Not Our Cup of JOE

One part of the anticompetitive Verizon/cable transactions that has received less attention is the companies’ plans to create a Joint Operating Entity (JOE) to allow them to collaboratively develop new technologies “that will integrate wired video, voice and high-speed Internet with wireless technologies” for a seamless user experience.  While we’re all for “developing new technologies,” recent experiences have shown us how technology licensing can be used as an anti-competitive weapon.

Overall the JOE seems most like CableLabs—an organization that often develops non-standard “standards” that are widely used by its cable system members and are licensed on terms that serve their interests rather than the interest of the industry as a whole—or that can’t be licensed due to technical limitations. After all, industry likes control and uniformity that benefits it. This is why CableLabs, a consortium of cable operators, tried to impose OpenCable Application Program technology to access certain programming features to control the cable industry and harm manufacturer’s ability to create new technology. That attempt fizzled but in the mean time it froze other people from developing their own technology. This is also why AT&T and Verizon’s LTE 4G network prevailed over Sprint’s WiMAX 4G network. But Verizon itself has criticized CableLabs, calling it “an exclusionary body beholden to incumbent providers [with] every incentive to develop a standard that works only with the technology used by its members.”

Yet exclusion and uniformity are exactly what will happen if Verizon and the cable companies can implement JOE. Hawaii Telcom sounded the alarm because it believes Verizon and the cable companies will develop technology that is not compatible with its network or other companies’ networks.  And if Hawaii Telcom has the opportunity to license the technology, it might be on very onerous terms. But Hawaii Telcom is just one of many companies at risk, including bigger companies like AT&T, Sprint, T-Mobile, Dish, and DIRECTV. When companies team up, they have no incentive to share technology with the marketplace and instead try to control and compartmentalize the market. No amount of good faith will prevent this outcome given the amount of information the companies have already shared with each other. The CableLabs model should not be the future of research and development in this industry.

The “CableLabs model” is not the only way that technology licensing can be used anticompetitively—just look at the battles being fought throughout the tech industry, where a series of unsympathetic tech giants are all suing each other to gain dominance in new markets. For example:

  • Late to the market with its Windows Phone 7 platform, Microsoft has found another way to “compete”—it’s sued so many companies making Android devices (from phones to e-readers) that some have speculated it makes more money off Android than Google. Microsoft has also complained that Motorola Mobility and Google are not making other essential patents available on fair terms, instead charging about a thousand times too high a fee. 
  • In a rerun of its “look and feel” lawsuits of the late 80s and early 90s, Apple has sued its biggest hardware rival in smartphones, Samsung, for infringing various patents. Returning the favor, Samsung sued Apple for infringing patents related to wireless technology.  
  • Motorola would not make standard essential patent licenses available to Apple in Germany, instead demanding that Apple pull its gear off the market. (Because its patents were necessary to implement an industry standard, a German court found that Samsung had to license them at a reasonable fee to all comers.)
  • TiVo sued AT&T and Verizon over its DVR patents after suffering a drop in revenue, attempting to make up for losses and have investors recognize its patent portfolio.  The DoJ has taken notice of the widespread anticompetitive use of technology licenses, and recently gave Google a stern lecture stating that it “will not hesitate to take appropriate enforcement action to stop any anticompetitive use” of important patents. 
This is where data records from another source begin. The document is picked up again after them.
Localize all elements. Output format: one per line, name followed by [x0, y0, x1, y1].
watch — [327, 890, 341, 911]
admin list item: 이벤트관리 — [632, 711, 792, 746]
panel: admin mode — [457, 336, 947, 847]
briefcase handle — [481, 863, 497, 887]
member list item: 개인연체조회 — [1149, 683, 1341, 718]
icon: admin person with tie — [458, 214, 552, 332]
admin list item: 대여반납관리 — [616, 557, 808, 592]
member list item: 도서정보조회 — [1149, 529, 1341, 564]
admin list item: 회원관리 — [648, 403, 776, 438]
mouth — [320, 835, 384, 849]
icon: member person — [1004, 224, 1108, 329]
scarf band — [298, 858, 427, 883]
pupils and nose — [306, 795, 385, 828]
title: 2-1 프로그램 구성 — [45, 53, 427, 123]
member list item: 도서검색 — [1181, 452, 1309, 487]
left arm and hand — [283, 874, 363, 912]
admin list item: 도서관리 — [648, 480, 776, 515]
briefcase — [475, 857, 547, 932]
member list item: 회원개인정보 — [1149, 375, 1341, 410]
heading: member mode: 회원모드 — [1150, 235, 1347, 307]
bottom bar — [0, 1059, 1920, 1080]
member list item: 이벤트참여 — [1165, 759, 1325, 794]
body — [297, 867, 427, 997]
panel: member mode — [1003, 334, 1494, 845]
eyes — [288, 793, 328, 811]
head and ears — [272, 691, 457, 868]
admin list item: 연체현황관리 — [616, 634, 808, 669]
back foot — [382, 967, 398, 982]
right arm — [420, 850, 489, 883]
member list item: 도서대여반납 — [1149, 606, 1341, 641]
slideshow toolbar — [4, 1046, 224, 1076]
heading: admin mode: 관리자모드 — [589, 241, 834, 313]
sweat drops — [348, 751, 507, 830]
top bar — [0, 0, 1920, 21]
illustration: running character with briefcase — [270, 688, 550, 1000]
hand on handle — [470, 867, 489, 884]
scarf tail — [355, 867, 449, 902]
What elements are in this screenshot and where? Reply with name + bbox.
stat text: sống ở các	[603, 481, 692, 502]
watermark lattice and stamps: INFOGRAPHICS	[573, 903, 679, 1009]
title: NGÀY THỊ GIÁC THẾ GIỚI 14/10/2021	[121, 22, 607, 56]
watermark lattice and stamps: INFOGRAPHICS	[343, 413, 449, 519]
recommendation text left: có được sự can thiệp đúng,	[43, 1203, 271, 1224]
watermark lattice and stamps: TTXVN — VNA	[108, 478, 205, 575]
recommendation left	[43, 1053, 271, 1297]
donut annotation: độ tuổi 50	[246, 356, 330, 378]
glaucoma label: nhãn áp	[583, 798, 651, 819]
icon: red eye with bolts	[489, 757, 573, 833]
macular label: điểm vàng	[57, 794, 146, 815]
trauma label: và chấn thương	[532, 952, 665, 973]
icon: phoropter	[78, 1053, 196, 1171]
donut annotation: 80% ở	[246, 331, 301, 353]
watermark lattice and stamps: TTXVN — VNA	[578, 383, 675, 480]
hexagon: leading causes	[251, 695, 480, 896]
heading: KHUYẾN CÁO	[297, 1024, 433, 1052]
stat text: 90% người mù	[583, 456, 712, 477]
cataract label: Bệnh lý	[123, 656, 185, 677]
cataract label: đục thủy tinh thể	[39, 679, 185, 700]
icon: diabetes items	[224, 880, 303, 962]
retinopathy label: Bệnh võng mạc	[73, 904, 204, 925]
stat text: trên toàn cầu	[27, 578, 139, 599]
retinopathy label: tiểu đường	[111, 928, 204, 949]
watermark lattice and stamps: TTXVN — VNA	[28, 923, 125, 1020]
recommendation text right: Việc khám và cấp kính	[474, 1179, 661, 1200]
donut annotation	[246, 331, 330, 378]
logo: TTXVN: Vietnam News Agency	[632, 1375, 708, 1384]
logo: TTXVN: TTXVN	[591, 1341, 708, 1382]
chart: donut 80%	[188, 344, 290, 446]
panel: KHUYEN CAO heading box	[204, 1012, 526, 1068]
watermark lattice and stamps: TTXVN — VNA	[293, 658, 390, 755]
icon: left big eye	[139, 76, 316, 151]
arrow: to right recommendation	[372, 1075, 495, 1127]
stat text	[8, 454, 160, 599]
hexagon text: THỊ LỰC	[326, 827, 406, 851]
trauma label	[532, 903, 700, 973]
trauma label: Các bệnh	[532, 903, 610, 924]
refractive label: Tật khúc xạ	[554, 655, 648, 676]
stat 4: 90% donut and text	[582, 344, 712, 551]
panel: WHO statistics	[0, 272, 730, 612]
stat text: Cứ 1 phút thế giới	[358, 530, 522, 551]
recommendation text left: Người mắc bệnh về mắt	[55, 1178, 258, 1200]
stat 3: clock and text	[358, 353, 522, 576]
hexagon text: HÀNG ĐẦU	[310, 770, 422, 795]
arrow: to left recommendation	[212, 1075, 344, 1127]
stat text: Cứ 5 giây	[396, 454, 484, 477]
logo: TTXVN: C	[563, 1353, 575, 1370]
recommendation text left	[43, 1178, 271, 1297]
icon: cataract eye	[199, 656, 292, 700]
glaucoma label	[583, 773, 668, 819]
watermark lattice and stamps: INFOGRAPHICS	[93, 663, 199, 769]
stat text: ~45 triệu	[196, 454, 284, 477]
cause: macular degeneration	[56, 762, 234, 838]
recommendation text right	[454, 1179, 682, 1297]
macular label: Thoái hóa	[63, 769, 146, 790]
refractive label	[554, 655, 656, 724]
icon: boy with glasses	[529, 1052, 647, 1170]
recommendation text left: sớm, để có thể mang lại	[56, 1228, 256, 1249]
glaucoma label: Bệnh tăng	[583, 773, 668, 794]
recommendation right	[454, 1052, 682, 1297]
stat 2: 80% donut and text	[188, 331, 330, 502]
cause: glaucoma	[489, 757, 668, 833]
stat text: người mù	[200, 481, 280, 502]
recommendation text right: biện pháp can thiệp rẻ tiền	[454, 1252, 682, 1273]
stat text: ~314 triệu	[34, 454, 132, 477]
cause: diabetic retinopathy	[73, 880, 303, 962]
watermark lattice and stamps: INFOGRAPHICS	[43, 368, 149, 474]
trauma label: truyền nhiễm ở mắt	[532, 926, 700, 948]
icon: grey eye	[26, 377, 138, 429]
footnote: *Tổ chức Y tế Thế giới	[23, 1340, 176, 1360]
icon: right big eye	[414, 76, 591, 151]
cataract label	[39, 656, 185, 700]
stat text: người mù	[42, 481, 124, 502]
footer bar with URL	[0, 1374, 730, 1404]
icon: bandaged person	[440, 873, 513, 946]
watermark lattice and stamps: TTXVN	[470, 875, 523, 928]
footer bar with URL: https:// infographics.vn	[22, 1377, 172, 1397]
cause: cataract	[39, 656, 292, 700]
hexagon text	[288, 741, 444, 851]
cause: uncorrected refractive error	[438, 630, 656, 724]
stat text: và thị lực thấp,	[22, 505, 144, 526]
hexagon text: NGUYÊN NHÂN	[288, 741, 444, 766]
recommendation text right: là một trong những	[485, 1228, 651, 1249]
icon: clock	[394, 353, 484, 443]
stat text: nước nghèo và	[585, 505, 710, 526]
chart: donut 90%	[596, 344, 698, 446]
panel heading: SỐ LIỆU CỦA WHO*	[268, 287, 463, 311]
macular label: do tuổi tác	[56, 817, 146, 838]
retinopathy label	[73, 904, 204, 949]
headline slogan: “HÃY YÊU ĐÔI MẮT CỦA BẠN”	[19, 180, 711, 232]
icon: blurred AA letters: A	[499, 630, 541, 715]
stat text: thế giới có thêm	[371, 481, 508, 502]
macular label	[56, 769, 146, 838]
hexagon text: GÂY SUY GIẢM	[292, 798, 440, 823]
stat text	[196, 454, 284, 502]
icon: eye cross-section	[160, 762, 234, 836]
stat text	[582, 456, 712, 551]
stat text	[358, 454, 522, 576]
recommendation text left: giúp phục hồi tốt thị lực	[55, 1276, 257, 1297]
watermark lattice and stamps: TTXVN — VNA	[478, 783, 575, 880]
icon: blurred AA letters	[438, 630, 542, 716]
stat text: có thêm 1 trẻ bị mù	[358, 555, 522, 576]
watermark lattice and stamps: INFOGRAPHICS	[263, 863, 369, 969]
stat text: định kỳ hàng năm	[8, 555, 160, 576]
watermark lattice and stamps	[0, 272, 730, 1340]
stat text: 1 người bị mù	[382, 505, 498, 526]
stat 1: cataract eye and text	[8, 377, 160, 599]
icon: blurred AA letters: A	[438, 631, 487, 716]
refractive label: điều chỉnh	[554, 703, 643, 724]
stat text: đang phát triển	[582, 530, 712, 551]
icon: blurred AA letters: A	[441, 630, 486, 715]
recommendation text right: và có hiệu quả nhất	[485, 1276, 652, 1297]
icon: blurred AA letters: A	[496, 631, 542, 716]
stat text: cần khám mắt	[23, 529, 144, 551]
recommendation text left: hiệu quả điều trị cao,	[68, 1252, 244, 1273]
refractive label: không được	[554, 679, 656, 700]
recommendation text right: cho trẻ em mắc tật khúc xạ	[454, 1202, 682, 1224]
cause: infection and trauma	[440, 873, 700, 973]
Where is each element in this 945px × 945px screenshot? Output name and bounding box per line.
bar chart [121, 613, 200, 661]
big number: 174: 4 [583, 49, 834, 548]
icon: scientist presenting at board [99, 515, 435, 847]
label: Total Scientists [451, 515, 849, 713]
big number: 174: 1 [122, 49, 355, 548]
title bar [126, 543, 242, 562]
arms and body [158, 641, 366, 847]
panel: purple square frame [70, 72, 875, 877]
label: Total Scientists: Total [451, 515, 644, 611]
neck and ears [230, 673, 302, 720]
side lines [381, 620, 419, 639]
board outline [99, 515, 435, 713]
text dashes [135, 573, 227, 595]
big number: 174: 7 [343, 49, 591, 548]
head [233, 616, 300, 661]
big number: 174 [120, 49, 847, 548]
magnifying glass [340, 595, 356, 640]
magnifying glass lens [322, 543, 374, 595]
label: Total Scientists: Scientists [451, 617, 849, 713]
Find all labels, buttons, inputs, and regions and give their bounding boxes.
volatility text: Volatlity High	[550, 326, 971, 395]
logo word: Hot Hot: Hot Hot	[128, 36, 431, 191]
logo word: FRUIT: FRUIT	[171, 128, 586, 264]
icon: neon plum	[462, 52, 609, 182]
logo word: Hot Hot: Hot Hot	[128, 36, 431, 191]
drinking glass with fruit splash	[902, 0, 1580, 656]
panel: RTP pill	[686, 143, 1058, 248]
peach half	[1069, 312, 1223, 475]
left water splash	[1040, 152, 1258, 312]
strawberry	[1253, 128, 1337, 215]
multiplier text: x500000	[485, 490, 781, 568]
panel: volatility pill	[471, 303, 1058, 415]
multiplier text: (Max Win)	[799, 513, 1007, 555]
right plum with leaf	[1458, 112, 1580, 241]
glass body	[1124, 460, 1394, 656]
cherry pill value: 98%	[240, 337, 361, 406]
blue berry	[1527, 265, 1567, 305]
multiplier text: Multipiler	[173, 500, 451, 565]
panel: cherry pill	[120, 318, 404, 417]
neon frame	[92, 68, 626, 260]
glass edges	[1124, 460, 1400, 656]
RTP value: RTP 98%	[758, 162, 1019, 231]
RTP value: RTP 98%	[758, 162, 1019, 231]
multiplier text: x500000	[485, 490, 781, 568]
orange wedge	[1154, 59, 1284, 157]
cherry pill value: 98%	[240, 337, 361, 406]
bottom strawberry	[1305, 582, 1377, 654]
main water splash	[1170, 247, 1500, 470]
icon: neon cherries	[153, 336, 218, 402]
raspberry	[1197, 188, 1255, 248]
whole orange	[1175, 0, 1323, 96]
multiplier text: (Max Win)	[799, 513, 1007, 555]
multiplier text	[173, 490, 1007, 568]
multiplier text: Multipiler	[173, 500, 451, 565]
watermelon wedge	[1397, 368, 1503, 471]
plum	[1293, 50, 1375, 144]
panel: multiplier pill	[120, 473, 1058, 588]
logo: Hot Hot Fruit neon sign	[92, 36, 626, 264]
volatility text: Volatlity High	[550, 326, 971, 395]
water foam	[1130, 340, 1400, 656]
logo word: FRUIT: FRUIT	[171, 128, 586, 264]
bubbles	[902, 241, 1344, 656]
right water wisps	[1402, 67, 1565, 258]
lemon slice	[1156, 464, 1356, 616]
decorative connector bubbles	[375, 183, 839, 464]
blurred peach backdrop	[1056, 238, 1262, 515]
But it’s not as though Google, or Apple, or Samsung, or Microsoft are special cases. Lots of companies would rather compete in the courtroom instead of the marketplace or use technology licenses to disadvantage rivals. Just because this is sadly common, doesn’t mean it’s okay. As the Federal Circuit wrote, “ntellectual property rights do not confer a privilege” to break the law, and saying that exercising lawfully acquired intellectual property rights cannot give rise to antitrust liability “is no more correct than the proposition that use of one’s personal property, such as a baseball bat, cannot give rise to tort liability.”  

Let’s keep Verizon and its cable partners’ cup of JOE from spilling over and staining the market.